The return type of prepareCalls
contains a feePayment
field containing fee information. Display this information to users prior to signing the operation. For example:
Calling prepareCalls
using the token paymaster capability counts against your policy’s pending total. If you intend on making many
calls to surface the best price, set the onlyEstimation
parameter for estimation, and then remove only when the user intends to sign the result.
Requests to prepareCalls
count against your policy’s pending total. Use
onlyEstimation
if the intention is to query for the fee and not to sign the
operation.
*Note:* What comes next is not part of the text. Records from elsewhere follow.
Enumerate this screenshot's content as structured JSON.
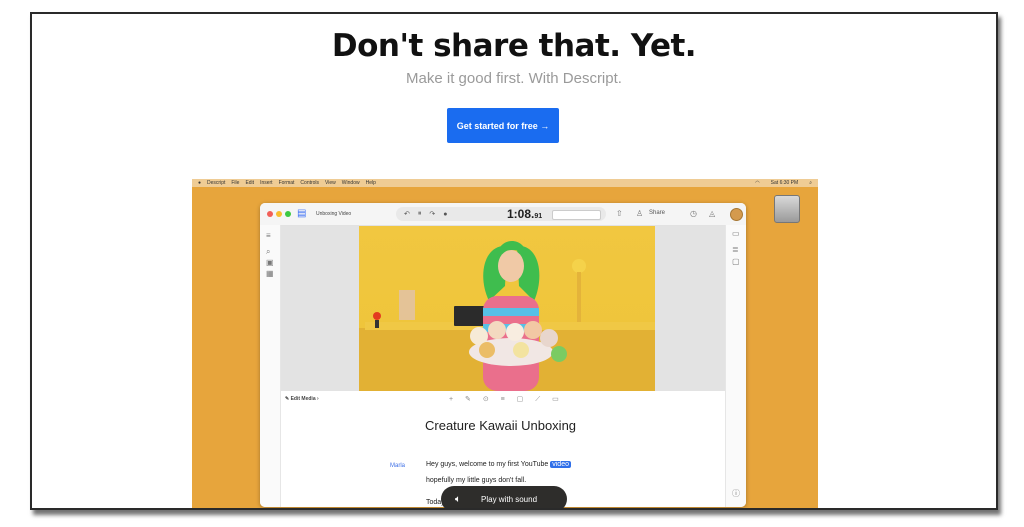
{
  "hero": {
    "headline": "Don't share that. Yet.",
    "subheadline": "Make it good first. With Descript.",
    "cta_label": "Get started for free →"
  },
  "macos": {
    "menu_items": [
      "Descript",
      "File",
      "Edit",
      "Insert",
      "Format",
      "Controls",
      "View",
      "Window",
      "Help"
    ],
    "clock": "Sat 6:30 PM"
  },
  "app": {
    "document_title": "Unboxing Video",
    "timecode_main": "1:08.",
    "timecode_frames": "91",
    "share_label": "Share",
    "edit_media_label": "Edit Media",
    "script_title": "Creature Kawaii Unboxing",
    "speaker": "Marla",
    "line1_before": "Hey guys, welcome to my first YouTube",
    "line1_highlight": "video",
    "line2": "hopefully my little guys don't fall.",
    "line3": "Today"
  },
  "overlay": {
    "play_with_sound": "Play with sound"
  },
  "colors": {
    "accent_blue": "#1a6cf0",
    "desktop_orange": "#e7a53c",
    "video_yellow": "#f1c740"
  },
  "icons": [
    "speaker-icon",
    "apple-icon",
    "document-icon",
    "play-pause-icon",
    "share-icon",
    "help-icon"
  ]
}
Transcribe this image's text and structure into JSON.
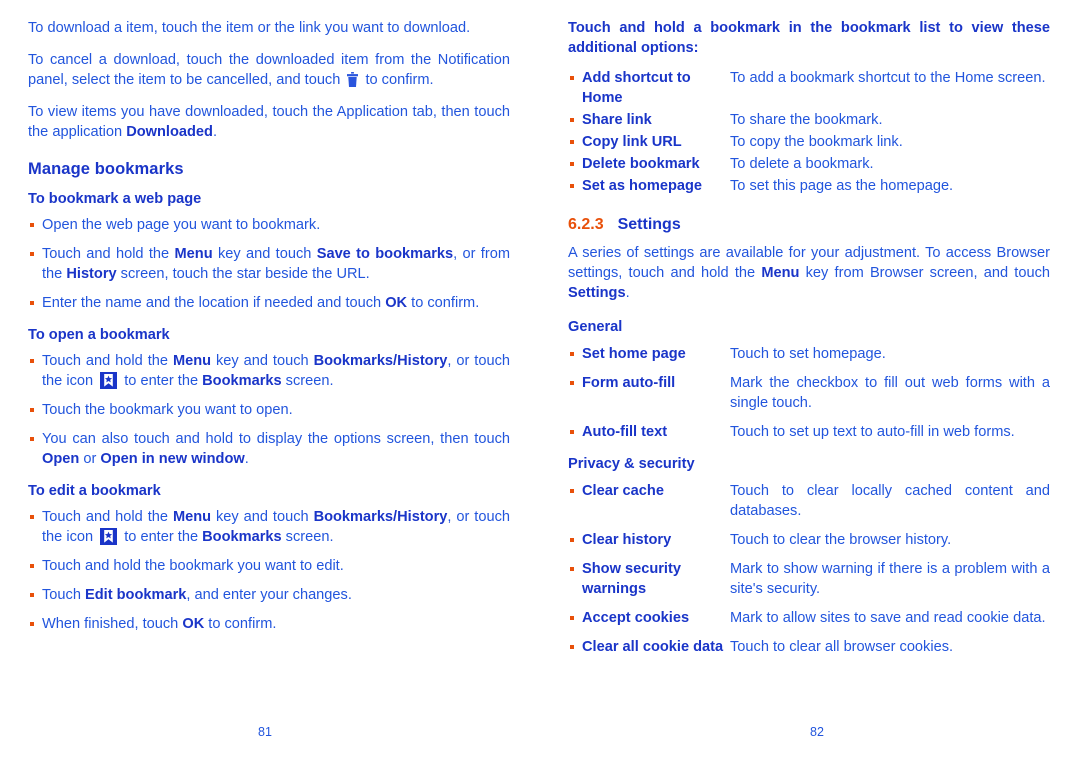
{
  "colors": {
    "body_blue": "#2255dd",
    "heading_blue": "#1a35c8",
    "bullet_orange": "#e8500a",
    "page_bg": "#ffffff"
  },
  "left_page": {
    "page_number": "81",
    "paragraphs": [
      {
        "id": "download-item",
        "parts": [
          {
            "text": "To download a item, touch the item or the link you want to download.",
            "bold": false
          }
        ]
      },
      {
        "id": "cancel-download",
        "parts": [
          {
            "text": "To cancel a download, touch the downloaded item from the Notification panel, select the item to be cancelled, and touch ",
            "bold": false
          },
          {
            "icon": "trash-icon"
          },
          {
            "text": " to confirm.",
            "bold": false
          }
        ]
      },
      {
        "id": "view-downloaded",
        "parts": [
          {
            "text": "To view items you have downloaded, touch the Application tab, then touch the application ",
            "bold": false
          },
          {
            "text": "Downloaded",
            "bold": true
          },
          {
            "text": ".",
            "bold": false
          }
        ]
      }
    ],
    "section_title": "Manage bookmarks",
    "subsections": [
      {
        "id": "to-bookmark-a-web-page",
        "title": "To bookmark a web page",
        "bullets": [
          [
            {
              "text": "Open the web page you want to bookmark.",
              "bold": false
            }
          ],
          [
            {
              "text": "Touch and hold the ",
              "bold": false
            },
            {
              "text": "Menu",
              "bold": true
            },
            {
              "text": " key and touch ",
              "bold": false
            },
            {
              "text": "Save to bookmarks",
              "bold": true
            },
            {
              "text": ", or from the ",
              "bold": false
            },
            {
              "text": "History",
              "bold": true
            },
            {
              "text": " screen, touch the star beside the URL.",
              "bold": false
            }
          ],
          [
            {
              "text": "Enter the name and the location if needed and touch ",
              "bold": false
            },
            {
              "text": "OK",
              "bold": true
            },
            {
              "text": " to confirm.",
              "bold": false
            }
          ]
        ]
      },
      {
        "id": "to-open-a-bookmark",
        "title": "To open a bookmark",
        "bullets": [
          [
            {
              "text": "Touch and hold the ",
              "bold": false
            },
            {
              "text": "Menu",
              "bold": true
            },
            {
              "text": " key and touch ",
              "bold": false
            },
            {
              "text": "Bookmarks/History",
              "bold": true
            },
            {
              "text": ", or touch the icon ",
              "bold": false
            },
            {
              "icon": "bookmark-star-icon"
            },
            {
              "text": " to enter the ",
              "bold": false
            },
            {
              "text": "Bookmarks",
              "bold": true
            },
            {
              "text": " screen.",
              "bold": false
            }
          ],
          [
            {
              "text": "Touch the bookmark you want to open.",
              "bold": false
            }
          ],
          [
            {
              "text": "You can also touch and hold to display the options screen, then touch ",
              "bold": false
            },
            {
              "text": "Open",
              "bold": true
            },
            {
              "text": " or ",
              "bold": false
            },
            {
              "text": "Open in new window",
              "bold": true
            },
            {
              "text": ".",
              "bold": false
            }
          ]
        ]
      },
      {
        "id": "to-edit-a-bookmark",
        "title": "To edit a bookmark",
        "bullets": [
          [
            {
              "text": "Touch and hold the ",
              "bold": false
            },
            {
              "text": "Menu",
              "bold": true
            },
            {
              "text": " key and touch ",
              "bold": false
            },
            {
              "text": "Bookmarks/History",
              "bold": true
            },
            {
              "text": ", or touch the icon ",
              "bold": false
            },
            {
              "icon": "bookmark-star-icon"
            },
            {
              "text": " to enter the ",
              "bold": false
            },
            {
              "text": "Bookmarks",
              "bold": true
            },
            {
              "text": " screen.",
              "bold": false
            }
          ],
          [
            {
              "text": "Touch and hold the bookmark you want to edit.",
              "bold": false
            }
          ],
          [
            {
              "text": "Touch ",
              "bold": false
            },
            {
              "text": "Edit bookmark",
              "bold": true
            },
            {
              "text": ", and enter your changes.",
              "bold": false
            }
          ],
          [
            {
              "text": "When finished, touch ",
              "bold": false
            },
            {
              "text": "OK",
              "bold": true
            },
            {
              "text": " to confirm.",
              "bold": false
            }
          ]
        ]
      }
    ]
  },
  "right_page": {
    "page_number": "82",
    "intro_heading": "Touch and hold a bookmark in the bookmark list to view these additional options:",
    "options": [
      {
        "term": "Add shortcut to Home",
        "desc": "To add a bookmark shortcut to the Home screen."
      },
      {
        "term": "Share link",
        "desc": "To share the bookmark."
      },
      {
        "term": "Copy link URL",
        "desc": "To copy the bookmark link."
      },
      {
        "term": "Delete bookmark",
        "desc": "To delete a bookmark."
      },
      {
        "term": "Set as homepage",
        "desc": "To set this page as the homepage."
      }
    ],
    "settings_section": {
      "number": "6.2.3",
      "title": "Settings",
      "intro": [
        {
          "text": "A series of settings are available for your adjustment. To access Browser settings, touch and hold the ",
          "bold": false
        },
        {
          "text": "Menu",
          "bold": true
        },
        {
          "text": " key from Browser screen, and touch ",
          "bold": false
        },
        {
          "text": "Settings",
          "bold": true
        },
        {
          "text": ".",
          "bold": false
        }
      ],
      "groups": [
        {
          "id": "general",
          "title": "General",
          "items": [
            {
              "term": "Set home page",
              "desc": "Touch to set homepage."
            },
            {
              "term": "Form auto-fill",
              "desc": "Mark the checkbox to fill out web forms with a single touch."
            },
            {
              "term": "Auto-fill text",
              "desc": "Touch to set up text to auto-fill in web forms."
            }
          ]
        },
        {
          "id": "privacy-security",
          "title": "Privacy & security",
          "items": [
            {
              "term": "Clear cache",
              "desc": "Touch to clear locally cached content and databases."
            },
            {
              "term": "Clear history",
              "desc": "Touch to clear the browser history."
            },
            {
              "term": "Show security warnings",
              "desc": "Mark to show warning if there is a problem with a site's security."
            },
            {
              "term": "Accept cookies",
              "desc": "Mark to allow sites to save and read cookie data."
            },
            {
              "term": "Clear all cookie data",
              "desc": "Touch to clear all browser cookies."
            }
          ]
        }
      ]
    }
  }
}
Note that onlyEstimation
does not work with the sendCalls
requests and must be used with prepareCalls
.
Auto-injected approvals
The Wallet APIs can be configured to automatically inject the required approvals into the operation when needed. The settings for this depend on the mode being used.
Post-operation mode
In post-operation mode, you can set the paymaster service capability to automatically inject approvals to the paymaster contract using the erc20.postOp.autoApprove
field.
The approval will be batched with the provided calls to ensure it’s in place before the transfer to the paymaster during post-operation.
To save gas, the approval is only injected if the sender’s existing allowance on the paymaster contract is less than the below
parameter. The injected approval will be set to
the amount
parameter.
Set below
high enough to reasonably cover the gas cost for your most expensive operations. Set amount
to a value
you feel comfortable maintaining as an allowance on the paymaster contract. Setting a large amount
is not recommended for security purposes.
Pre-operation mode
This is an advanced feature. Use post-operation mode for most use cases.
In pre-operation mode, you can set the paymaster service capability to automatically return a request for a Permit signature using the erc20.preOp.autoPermit
field.
This permit will allow an allowance to be set on the paymaster contract from the sender prior to any token transfers needed during pre operation.
To be eligible for auto-injected permits, the payment gas token must:
- Be ERC-7597 compliant.
- Expose a
version()
function. - Utilize the canonical
DOMAIN_SEPARATOR
outlined in ERC-2612.
If the user already has an allowance on the paymaster contract, the normal flow is used. If the user needs an approval, the following steps inject the permit:
- The prepare request returns a signature request for the paymaster permit.
- The user signs the permit request and the signature request back in a second prepare request.
- The permit signature is injected into the paymaster contract calldata, and a normal operation is returned.
- The user proceeds as normal, signing and sending the operation.